18 ottobre 2019
Con quelle scarpette di raso mi ha donato una parte della sua vita. Era il 2 novembre 1978, anniversario della messa in scena di Giselle. Consacrava così un’amicizia che si è forgiata negli anni, messa alla prova in circostanze difficili, la cui memoria appartiene solo a lei e a me.
Conservo il calore della sua mano nel freddo inverno nel Nord Italia, dove mi sono recato da Roma per il suo generoso invito ad assistere allo spettacolo che avrebbe avuto luogo al Lido di Camaiore. Come avrei potuto ricompensare il suo affetto se non con le arti del mio mestiere, ero il cicerone della Compagnia nella Cattedrale di Pisa, dinanzi alla torre pendente, e nel pantheon di San Ranieri.
Anni dopo abbiamo potuto apprezzare la sua interpretazione de La Diva a quelle stesse latitudini, ma dal palco del Teatro Malibran di Venezia, in occasione di una visita in quella città indescrivibile insieme a un gruppo di artisti e di intellettuali cubani per poi ammirarla nuovamente a La Fenice, uno dei più bei teatri del mondo, non lontano dal Canal Grande. Seguendo questo filo di Arianna ci saremmo incontrati anni dopo a Quito, Madrid e in altre capitali.

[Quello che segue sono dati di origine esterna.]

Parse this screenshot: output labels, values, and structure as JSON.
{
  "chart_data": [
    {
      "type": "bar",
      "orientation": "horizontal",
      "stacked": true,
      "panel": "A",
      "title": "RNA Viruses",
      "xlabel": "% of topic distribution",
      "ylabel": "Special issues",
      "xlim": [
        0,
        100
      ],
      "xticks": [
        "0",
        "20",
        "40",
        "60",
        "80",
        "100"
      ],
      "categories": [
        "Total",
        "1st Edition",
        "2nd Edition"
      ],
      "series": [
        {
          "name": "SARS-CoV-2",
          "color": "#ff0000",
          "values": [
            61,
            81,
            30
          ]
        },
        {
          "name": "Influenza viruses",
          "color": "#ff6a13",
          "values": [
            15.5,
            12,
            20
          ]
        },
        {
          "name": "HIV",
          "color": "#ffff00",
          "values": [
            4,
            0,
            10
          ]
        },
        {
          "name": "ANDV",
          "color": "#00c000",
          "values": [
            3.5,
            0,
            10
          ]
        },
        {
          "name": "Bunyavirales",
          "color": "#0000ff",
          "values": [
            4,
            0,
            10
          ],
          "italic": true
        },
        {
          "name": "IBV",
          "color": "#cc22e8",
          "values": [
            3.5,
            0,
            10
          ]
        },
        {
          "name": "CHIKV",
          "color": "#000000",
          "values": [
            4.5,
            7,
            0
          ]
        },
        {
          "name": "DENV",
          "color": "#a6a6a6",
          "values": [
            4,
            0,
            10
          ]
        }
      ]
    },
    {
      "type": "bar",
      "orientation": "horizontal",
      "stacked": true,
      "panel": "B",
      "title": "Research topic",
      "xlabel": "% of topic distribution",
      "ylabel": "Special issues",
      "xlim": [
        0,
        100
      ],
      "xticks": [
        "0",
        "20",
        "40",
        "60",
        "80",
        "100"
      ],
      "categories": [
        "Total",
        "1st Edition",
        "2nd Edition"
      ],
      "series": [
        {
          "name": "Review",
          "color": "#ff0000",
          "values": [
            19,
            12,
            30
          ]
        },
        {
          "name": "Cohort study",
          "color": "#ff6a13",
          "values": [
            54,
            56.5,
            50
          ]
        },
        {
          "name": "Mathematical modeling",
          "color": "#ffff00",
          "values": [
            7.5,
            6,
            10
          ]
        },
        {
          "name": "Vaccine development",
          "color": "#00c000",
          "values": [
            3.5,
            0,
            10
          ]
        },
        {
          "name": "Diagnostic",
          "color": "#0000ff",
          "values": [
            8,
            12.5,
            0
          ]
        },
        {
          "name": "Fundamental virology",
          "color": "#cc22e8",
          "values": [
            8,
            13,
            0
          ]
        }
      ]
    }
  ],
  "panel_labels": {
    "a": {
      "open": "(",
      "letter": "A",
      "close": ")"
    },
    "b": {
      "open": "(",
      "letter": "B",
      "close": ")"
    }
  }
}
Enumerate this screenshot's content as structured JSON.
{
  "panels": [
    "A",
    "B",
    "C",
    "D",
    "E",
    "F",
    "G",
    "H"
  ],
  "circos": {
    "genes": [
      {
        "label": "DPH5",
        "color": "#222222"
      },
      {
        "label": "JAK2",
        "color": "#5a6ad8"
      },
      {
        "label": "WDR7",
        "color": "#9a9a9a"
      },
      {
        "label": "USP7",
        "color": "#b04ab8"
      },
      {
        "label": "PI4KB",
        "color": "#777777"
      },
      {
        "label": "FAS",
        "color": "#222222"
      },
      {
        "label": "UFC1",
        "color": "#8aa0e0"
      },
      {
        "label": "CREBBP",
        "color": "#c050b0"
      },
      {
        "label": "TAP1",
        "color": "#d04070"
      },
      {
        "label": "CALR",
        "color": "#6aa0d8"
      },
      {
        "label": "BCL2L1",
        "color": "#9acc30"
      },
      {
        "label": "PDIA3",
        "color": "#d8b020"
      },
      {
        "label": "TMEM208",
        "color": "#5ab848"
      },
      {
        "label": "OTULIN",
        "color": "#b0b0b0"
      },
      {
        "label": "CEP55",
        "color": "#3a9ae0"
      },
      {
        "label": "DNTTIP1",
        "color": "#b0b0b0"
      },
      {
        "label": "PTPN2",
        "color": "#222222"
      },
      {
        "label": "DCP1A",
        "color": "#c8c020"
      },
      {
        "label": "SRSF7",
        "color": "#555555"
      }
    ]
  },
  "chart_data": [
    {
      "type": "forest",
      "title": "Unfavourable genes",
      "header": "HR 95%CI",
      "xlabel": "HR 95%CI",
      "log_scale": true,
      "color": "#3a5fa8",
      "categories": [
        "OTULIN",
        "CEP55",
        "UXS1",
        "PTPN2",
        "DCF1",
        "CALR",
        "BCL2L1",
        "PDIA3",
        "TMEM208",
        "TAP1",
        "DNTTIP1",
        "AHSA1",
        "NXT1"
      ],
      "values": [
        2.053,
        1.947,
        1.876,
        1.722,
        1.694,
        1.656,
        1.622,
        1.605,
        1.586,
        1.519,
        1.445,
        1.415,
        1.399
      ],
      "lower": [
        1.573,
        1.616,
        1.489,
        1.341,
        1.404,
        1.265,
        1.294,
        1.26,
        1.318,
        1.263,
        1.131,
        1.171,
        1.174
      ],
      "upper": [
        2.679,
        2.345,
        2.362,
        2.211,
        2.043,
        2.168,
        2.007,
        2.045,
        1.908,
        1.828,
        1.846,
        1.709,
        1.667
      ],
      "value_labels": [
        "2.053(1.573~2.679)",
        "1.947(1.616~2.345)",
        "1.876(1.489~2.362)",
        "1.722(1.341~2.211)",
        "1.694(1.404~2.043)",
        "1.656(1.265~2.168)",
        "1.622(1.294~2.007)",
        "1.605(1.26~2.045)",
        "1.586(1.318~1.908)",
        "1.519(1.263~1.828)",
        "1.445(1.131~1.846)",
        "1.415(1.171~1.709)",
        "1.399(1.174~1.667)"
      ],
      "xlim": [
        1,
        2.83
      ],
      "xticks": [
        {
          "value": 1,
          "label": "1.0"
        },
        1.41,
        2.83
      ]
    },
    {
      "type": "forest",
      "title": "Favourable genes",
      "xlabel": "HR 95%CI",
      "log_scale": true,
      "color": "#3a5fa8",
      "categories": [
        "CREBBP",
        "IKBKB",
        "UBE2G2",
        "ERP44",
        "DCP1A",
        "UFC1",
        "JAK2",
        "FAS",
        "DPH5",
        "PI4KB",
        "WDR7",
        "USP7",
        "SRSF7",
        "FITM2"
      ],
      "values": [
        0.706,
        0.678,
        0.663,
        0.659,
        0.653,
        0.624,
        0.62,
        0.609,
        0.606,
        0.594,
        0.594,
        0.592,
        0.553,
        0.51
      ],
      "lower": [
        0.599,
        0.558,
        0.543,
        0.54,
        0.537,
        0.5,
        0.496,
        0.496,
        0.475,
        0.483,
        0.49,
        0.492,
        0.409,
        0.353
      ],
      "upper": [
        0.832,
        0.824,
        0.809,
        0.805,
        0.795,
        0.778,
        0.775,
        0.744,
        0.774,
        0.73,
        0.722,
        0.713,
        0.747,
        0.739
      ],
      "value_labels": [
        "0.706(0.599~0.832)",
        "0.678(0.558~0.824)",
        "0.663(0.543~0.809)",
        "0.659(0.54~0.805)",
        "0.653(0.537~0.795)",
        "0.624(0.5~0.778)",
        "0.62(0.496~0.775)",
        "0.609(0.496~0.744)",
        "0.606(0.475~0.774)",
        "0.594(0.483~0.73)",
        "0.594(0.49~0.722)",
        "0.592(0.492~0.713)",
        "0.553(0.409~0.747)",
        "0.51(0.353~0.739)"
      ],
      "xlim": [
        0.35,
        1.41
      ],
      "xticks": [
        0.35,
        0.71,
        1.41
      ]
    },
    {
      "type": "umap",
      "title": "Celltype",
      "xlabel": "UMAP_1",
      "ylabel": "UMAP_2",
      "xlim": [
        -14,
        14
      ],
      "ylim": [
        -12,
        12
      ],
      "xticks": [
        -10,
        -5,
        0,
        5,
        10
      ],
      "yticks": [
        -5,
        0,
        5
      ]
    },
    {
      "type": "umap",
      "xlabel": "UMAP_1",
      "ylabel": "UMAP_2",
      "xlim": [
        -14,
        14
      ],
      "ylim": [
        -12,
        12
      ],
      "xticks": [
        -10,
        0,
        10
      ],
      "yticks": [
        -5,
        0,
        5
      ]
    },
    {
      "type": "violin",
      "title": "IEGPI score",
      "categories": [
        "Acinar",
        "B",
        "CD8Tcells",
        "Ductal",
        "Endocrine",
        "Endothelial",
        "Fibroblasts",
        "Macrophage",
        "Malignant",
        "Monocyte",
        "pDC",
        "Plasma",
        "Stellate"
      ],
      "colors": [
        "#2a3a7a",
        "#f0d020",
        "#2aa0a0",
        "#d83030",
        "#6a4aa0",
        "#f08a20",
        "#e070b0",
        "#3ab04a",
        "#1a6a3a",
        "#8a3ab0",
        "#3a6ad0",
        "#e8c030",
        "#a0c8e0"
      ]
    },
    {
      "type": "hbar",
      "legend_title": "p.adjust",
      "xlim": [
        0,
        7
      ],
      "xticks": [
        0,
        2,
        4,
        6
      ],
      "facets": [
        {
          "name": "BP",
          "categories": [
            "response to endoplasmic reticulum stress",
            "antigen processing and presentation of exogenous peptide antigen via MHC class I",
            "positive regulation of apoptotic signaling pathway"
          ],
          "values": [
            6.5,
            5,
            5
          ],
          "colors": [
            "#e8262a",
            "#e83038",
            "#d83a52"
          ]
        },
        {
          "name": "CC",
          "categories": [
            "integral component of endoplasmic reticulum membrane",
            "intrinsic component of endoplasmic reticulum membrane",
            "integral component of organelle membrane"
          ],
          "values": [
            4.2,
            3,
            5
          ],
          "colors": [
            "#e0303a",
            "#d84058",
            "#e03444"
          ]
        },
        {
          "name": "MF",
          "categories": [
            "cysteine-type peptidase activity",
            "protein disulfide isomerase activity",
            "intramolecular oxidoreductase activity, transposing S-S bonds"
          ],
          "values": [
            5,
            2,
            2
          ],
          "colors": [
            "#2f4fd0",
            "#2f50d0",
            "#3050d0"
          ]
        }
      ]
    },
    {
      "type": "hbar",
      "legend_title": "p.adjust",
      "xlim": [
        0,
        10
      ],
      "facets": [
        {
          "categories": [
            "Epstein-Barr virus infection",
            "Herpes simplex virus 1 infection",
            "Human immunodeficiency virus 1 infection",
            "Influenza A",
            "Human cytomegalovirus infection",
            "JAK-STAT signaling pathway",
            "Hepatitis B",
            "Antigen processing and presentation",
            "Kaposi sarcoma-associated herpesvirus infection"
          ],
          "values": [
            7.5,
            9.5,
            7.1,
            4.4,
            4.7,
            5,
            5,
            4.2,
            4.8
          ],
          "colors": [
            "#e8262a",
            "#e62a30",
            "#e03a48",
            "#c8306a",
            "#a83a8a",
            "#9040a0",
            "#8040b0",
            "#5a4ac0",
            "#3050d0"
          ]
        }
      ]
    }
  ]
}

La sua affezione mi ha permesso di assistere ad alcuni dei suoi dialoghi con Dulce María Loynaz, osservare da vicino il rigore delle sue valutazioni, il suo amore per la bellezza delle forme e per l'intensa vita interiore che ha plasmato nella sua natura femminile il mistero della danza in cui è stata riconosciuta come una prima ballerina assoluta.
Una signora forte che ha ricevuto con serenità l’applauso toccante dei suoi ammiratori che hanno fatto della sua vita un culto, ancora più pregevole quando l’infortunio ha velato i suoi occhi. Allora, a tentoni, con una ferrea volontà è rimasta sulle tavole del palco, sicura di sé, perché aveva già edificato la sua più grande opera: una scuola, una tradizione, uno stile che assumeva l'eredità classica e le concezioni estetiche del nostro tempo.
Amata Alicia, uno stendardo della cubanía che ha fatto suo il saggio proverbio fiorentino, scritto non so dove, ma tante volte ricordato: "L'arte non ha patria, ma gli artisti sì".